His eyebrows rise. “Emma, you do realize that I could get up even with you on my legs and my head done in, right?”

I stay put. “Promise me.”

Sighing, he says, “Yes, I fucking promise.”

I get up, bringing the hammer with me, my heart beating hard. Because of adrenaline, I decide. It’s not every day your mother nearly kills your sort-of brother-in-law.

Still carrying the hammer one-handed, I walk over to the globe bar and grab a fancy folded towel, not dusty because the house cleaning service my mother uses comes in here regularly, and hurry it over to him. I lower the hammer for a moment so I can get onto my knees again.

“Please don’t tell me you’re planning to press that to my injury,” he says.

“I’m not going to lie. You need to put pressure on it, right?”

He huffs out air. “I don’t know, I’m not a fucking doctor.”

I gently bring it up to his forehead, dabbing at the wound. It obviously hurts—I can tell from the way he’s holding his strong jaw. I don’t think, I just lean in and kiss the uninjured part of his forehead next to it. It’s warm beneath my lips.

When I pull back, I see him looking at me—an emotion I can’t read in his eyes.

I shrug. “Something my nanny said. She always said she’d kiss it better. Did it work?”

“No. You should probably do it again to thoroughly test it.”

It’s his easy flirting again—which seems to flow out of him like water from a faucet. I like it more than I should, but I’m not foolish enough to believe it means anything. So I just smile at him and lift his hand up so he’s the one holding the cloth to his forehead. “Better not.”

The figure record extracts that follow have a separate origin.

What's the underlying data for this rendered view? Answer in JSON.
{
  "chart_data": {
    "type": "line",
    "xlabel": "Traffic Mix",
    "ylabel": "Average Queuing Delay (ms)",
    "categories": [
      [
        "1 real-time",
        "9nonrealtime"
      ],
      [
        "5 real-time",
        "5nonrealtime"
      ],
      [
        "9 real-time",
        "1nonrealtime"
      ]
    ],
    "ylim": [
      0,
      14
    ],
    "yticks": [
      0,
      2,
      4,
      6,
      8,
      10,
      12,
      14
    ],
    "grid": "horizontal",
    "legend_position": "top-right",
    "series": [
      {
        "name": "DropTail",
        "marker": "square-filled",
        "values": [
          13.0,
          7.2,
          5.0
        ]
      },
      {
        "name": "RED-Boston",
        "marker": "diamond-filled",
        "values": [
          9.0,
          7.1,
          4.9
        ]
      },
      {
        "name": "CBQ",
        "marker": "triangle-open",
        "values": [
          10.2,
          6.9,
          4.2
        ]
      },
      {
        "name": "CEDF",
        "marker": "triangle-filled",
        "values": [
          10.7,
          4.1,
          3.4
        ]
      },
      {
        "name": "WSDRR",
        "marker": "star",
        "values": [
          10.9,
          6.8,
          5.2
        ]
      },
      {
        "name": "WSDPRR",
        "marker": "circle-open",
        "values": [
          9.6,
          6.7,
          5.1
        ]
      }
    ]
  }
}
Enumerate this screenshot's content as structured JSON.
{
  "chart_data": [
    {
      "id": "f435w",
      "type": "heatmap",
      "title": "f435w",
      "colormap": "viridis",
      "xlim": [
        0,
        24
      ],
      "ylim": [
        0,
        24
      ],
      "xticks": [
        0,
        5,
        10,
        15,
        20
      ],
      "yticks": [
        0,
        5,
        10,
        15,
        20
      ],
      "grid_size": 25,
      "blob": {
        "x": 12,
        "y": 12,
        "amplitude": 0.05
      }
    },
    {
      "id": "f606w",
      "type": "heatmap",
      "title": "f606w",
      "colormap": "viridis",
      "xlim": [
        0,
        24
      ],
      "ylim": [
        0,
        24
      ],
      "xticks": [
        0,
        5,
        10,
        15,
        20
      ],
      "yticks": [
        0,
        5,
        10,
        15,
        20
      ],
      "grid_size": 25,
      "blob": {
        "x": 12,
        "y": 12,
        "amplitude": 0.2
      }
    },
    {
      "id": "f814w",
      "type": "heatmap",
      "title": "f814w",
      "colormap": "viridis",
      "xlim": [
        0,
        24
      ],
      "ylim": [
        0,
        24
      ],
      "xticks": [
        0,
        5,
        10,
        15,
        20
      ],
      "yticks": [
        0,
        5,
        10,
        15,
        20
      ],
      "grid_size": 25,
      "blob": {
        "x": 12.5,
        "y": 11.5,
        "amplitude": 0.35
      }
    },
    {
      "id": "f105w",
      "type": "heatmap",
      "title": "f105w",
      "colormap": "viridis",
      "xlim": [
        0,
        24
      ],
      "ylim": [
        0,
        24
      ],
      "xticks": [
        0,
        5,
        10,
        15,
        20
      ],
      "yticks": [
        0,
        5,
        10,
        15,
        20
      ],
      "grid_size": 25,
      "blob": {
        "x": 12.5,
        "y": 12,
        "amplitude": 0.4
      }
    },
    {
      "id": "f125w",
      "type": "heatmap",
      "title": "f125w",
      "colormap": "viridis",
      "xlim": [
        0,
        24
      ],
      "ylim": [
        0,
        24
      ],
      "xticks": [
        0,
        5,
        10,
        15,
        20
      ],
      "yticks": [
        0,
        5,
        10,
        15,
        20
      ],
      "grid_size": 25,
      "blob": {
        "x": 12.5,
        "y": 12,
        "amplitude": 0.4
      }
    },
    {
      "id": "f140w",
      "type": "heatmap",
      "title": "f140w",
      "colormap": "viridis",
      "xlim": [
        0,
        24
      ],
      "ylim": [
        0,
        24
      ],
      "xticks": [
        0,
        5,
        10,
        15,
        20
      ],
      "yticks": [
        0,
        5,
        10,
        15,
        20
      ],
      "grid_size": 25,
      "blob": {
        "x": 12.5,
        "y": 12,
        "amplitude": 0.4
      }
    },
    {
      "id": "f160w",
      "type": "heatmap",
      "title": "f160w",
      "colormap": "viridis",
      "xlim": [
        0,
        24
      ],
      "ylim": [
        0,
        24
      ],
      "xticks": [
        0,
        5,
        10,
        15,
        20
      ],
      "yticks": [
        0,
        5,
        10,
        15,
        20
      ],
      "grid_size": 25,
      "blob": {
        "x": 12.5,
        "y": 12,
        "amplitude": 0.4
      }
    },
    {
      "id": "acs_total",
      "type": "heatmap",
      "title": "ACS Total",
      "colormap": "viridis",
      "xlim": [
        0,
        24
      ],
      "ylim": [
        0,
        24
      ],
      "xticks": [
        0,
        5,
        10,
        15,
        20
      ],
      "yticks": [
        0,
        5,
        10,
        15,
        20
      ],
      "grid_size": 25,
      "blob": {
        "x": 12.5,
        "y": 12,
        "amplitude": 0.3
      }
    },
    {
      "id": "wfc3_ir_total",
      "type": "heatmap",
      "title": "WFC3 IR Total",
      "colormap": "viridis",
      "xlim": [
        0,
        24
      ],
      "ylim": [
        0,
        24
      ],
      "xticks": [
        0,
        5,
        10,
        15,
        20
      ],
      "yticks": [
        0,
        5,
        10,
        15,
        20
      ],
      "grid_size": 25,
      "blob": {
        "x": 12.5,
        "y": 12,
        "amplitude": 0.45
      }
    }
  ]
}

“Too bad.” He runs his free hand over mine, his voice a deep rumble. “Is your mother going to finish the job when she finds out that I’ve dirtied her cloth?”

“I won’t let her.”

A moment passes. Me looking at him, him looking at me, only a few inches separating us. It’s there again—the chemistry trying to fizz out of control between us.

I clear my throat and stand. “Now, what do I do?”

“Wrap your hands around the handle, one at the end and the other midway,” he says. “Then stand with your legs shoulder-distance apart and your knees slightly bent—”

“Like golfing,” I say.

He snorts. “Like golfing, Little Rich Girl.”

Maybe I deserved that one.

“Now, think about Jeffrey Nichols and put a fucking hole in that wall. High up though. Careful for our friend.”

I cry out and slam the hammer into the wall, putting force behind it. It hurts. It feelsfantastic. And through it all, that little voice continues to mewl.

I hit the wall again and again, until finally there’s a hole—a holeIput there. I did it. Me. Over the past month, I’ve torn down wallpaper. I’ve thrown things away. I’ve stabbed a mattress just to see what it felt like—but none of it was satisfying in the way this is. Maybe because this isn’t only about releasing anger. I’m trying to save someone too.

“There’s a hole, Seamus,” I say, turning to him. He still has the cloth pressed to his forehead, and he’s watching me intently.

I expect him to say something weighty, fitting to the occasion—I’ve struck a hole into my father’s heart. I’ve taken the first step toward freeing an innocent creature, I’ve done some dirty work for once in my white-collar life. But Seamus just grins at me and says, “That’s what he said.”